I am grateful to the Rev'd Robert Warren Cromey, the then Rector of Trinity Church San Francisco, who wrote a treatise some years ago entitled "The Fall of the House of Bishops": In it he wrote of a Dean, a popular author and leader of workshops on spirituality who had "never made a public written or verbal statement concerning the civil rights of" minorities. "He is a member of three private clubs that discriminate against gays, women, Asians, blacks and most any minority group you might care to mention. He does not speak out on issues of farm labour, immigration or even the deplorable conditions of (his state's) schools. He sent his children to private school, as of course, do many (Anglican) clergy." He continues, speaking about a bishop who "belongs to private golf clubs notorious for racial, sexual and ethnic discrimination. All for spirituality, he never mentions the immorality of discrimination in private clubs or the many crises confronting the people of (his diocese)." The full treatise can be found at: http://newark.rutgers.edu/~lcrew/cromey.html

In the reading, the Lord says: "Lift up your eyes on high and see: Who created these? He who brings out their host and numbers them, calling them all by name; because he is great in strength ... not one is missing". The "chosen" people complain that their "rights" have been disregarded, and one can no doubt assume that their rights are those that mark them as different from others and preferred over others. No, in the eyes of God, others are considered along with themselves, others are equally known by their personal name.

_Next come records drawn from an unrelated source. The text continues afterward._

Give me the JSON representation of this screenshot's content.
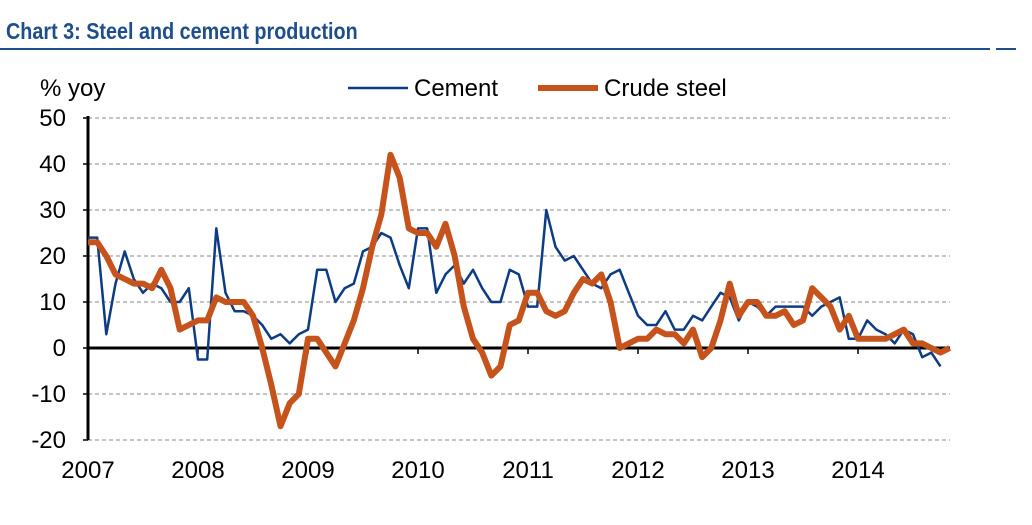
{
  "title": "Chart 3: Steel and cement production",
  "chart_data": {
    "type": "line",
    "title": "Chart 3: Steel and cement production",
    "ylabel": "% yoy",
    "xlabel": "",
    "ylim": [
      -20,
      50
    ],
    "yticks": [
      50,
      40,
      30,
      20,
      10,
      0,
      -10,
      -20
    ],
    "xticks": [
      "2007",
      "2008",
      "2009",
      "2010",
      "2011",
      "2012",
      "2013",
      "2014"
    ],
    "frequency": "monthly, starting Jan 2007",
    "grid": "horizontal dashed",
    "legend": "top-center",
    "series": [
      {
        "name": "Cement",
        "color": "#0d3c84",
        "values": [
          24,
          24,
          3,
          14,
          21,
          15,
          12,
          14,
          13,
          10,
          10,
          13,
          -2.5,
          -2.5,
          26,
          12,
          8,
          8,
          7,
          5,
          2,
          3,
          1,
          3,
          4,
          17,
          17,
          10,
          13,
          14,
          21,
          22,
          25,
          24,
          18,
          13,
          26,
          26,
          12,
          16,
          18,
          14,
          17,
          13,
          10,
          10,
          17,
          16,
          9,
          9,
          30,
          22,
          19,
          20,
          17,
          14,
          13,
          16,
          17,
          12,
          7,
          5,
          5,
          8,
          4,
          4,
          7,
          6,
          9,
          12,
          11,
          6,
          10,
          9,
          7,
          9,
          9,
          9,
          9,
          7,
          9,
          10,
          11,
          2,
          2,
          6,
          4,
          3,
          1,
          4,
          3,
          -2,
          -1,
          -4
        ]
      },
      {
        "name": "Crude steel",
        "color": "#c5531b",
        "values": [
          23,
          23,
          20,
          16,
          15,
          14,
          14,
          13,
          17,
          13,
          4,
          5,
          6,
          6,
          11,
          10,
          10,
          10,
          7,
          0,
          -8,
          -17,
          -12,
          -10,
          2,
          2,
          -1,
          -4,
          1,
          6,
          13,
          22,
          29,
          42,
          37,
          26,
          25,
          25,
          22,
          27,
          20,
          9,
          2,
          -1,
          -6,
          -4,
          5,
          6,
          12,
          12,
          8,
          7,
          8,
          12,
          15,
          14,
          16,
          10,
          0,
          1,
          2,
          2,
          4,
          3,
          3,
          1,
          4,
          -2,
          0,
          6,
          14,
          7,
          10,
          10,
          7,
          7,
          8,
          5,
          6,
          13,
          11,
          9,
          4,
          7,
          2,
          2,
          2,
          2,
          3,
          4,
          1,
          1,
          0,
          -1,
          0
        ]
      }
    ]
  }
}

St Paul also takes up this theme - he has "no ground for boasting". Instead of St Paul trying to get others to become "Christians" - he makes himself in turn - "a Jew", someone "under the law", someone "outside the law", someone who is "weak". Indeed he tries to make himself "all things to all people". This is our job description as the church and as individuals.

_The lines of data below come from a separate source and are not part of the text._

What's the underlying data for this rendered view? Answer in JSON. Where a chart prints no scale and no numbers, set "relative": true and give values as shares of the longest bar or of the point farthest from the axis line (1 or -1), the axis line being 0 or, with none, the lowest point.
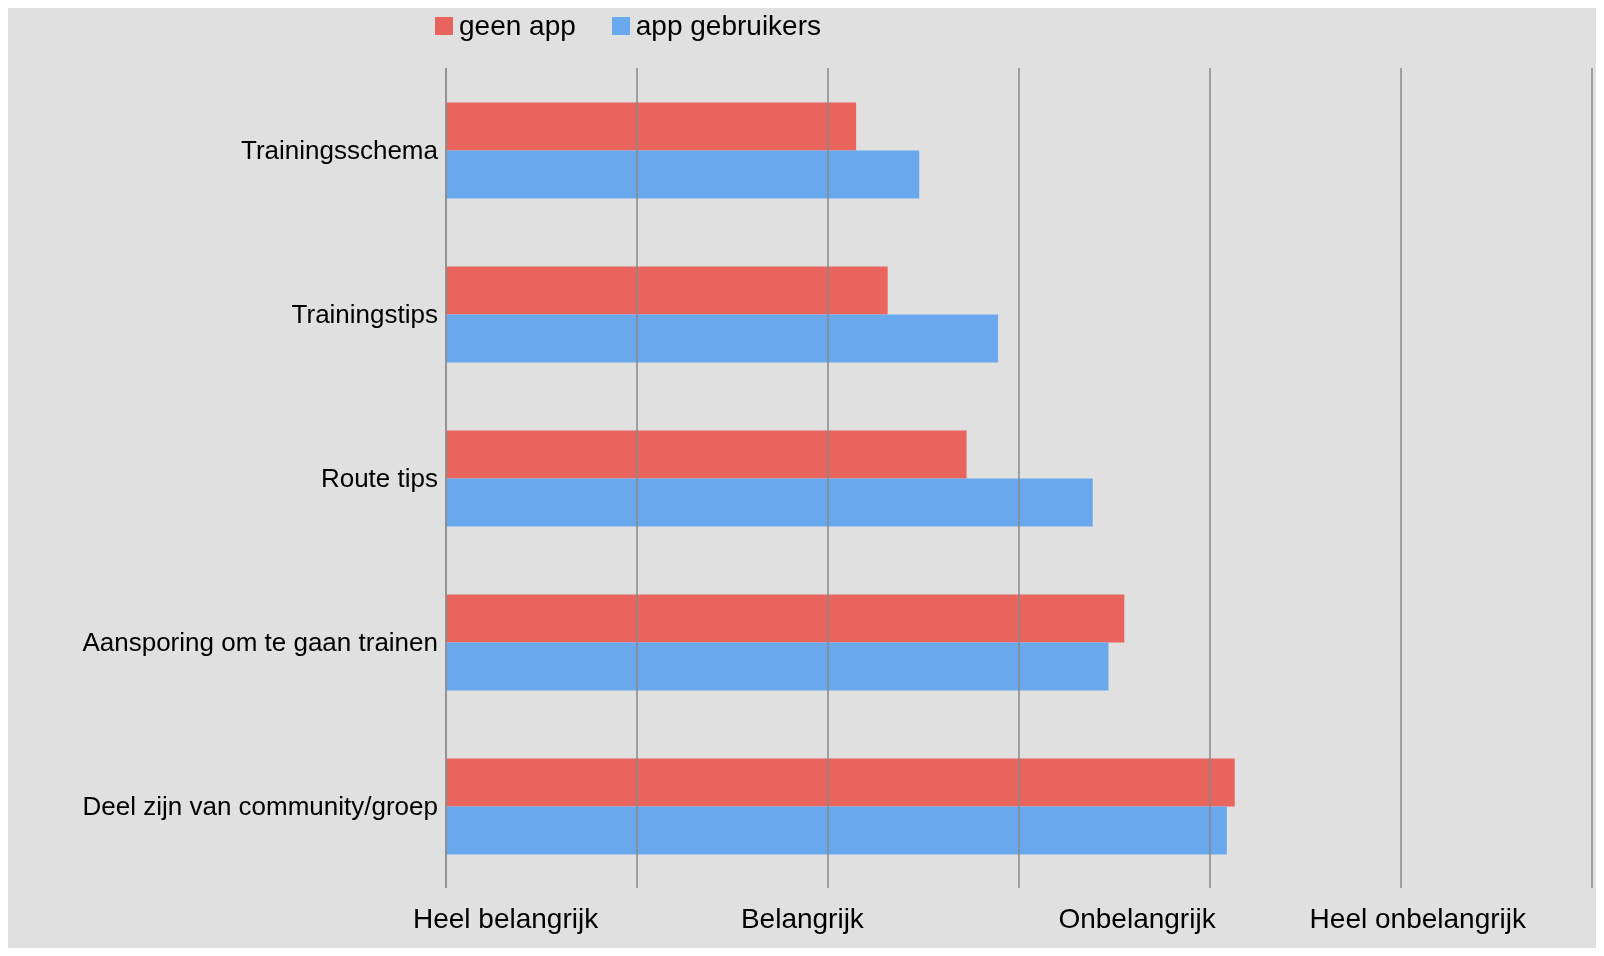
{
  "chart_data": {
    "type": "bar",
    "orientation": "horizontal",
    "legend": "top",
    "grid": true,
    "relative": true,
    "categories": [
      "Trainingsschema",
      "Trainingstips",
      "Route tips",
      "Aansporing om te gaan trainen",
      "Deel zijn van community/groep"
    ],
    "series": [
      {
        "name": "geen app",
        "color": "#e8645c",
        "values": [
          0.52,
          0.56,
          0.66,
          0.86,
          1.0
        ]
      },
      {
        "name": "app gebruikers",
        "color": "#6aa8ee",
        "values": [
          0.6,
          0.7,
          0.82,
          0.84,
          0.99
        ]
      }
    ],
    "annotations": [
      "Heel belangrijk",
      "Belangrijk",
      "Onbelangrijk",
      "Heel onbelangrijk"
    ]
  }
}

It seems to me that we as the Church are very strong on who we are, but we are less strong on what we should be doing. At the very least there seems some debate about it.

Some time ago, one of my clergy colleagues said to me that one day they would really like to ask the question at the appropriate place in the service: "Who are we?" - to which the congregation will no doubt on cue take up the priest's statement "We are the body of Christ". Then the priest wanted to ask: "How do we know" - to which the congregation would again take up the cue: "His Spirit is with us". I don't know if he ever did do this! But it made me think ...

Are we the body of Christ? Or perhaps less argumentatively, "Are we the complete body of Christ?" I think that the answer here is an emphatic No! The body of Christ is a far more numerous body than the congregation at St Richard's - heavens we would be bored for all eternity if it were just us !!! :-) But perhaps not, perhaps we'll be like fish in tanks swimming in circles, blissfully unaware that we have swum the same path for our entire lives - blissfully unaware that we've had the same conversation with the same people again and again. I am not sure that I would recommend heaven if I thought it was likely to be an eternity of Alzheimers.

The proof that we are the Body of Christ, the body of ordinary people who would by any other standards never consider themselves worthy of inclusion, is that we are open to everyone else - with the emphasis on everyone. And it is here we know the presence of the Holy Spirit of God. The Holy Spirit of God is not the Spirit which is so special that ordinary people cannot share. The Holy Spirit of God is that Spirit which reaches out to others and says that all people are special. This is precisely why it is possible for each and every person to be a temple of the Holy Spirit.

We are the Church only insofar as the statement "My right has been disregarded by my God" is untrue for everyone, both inside and outside these walls.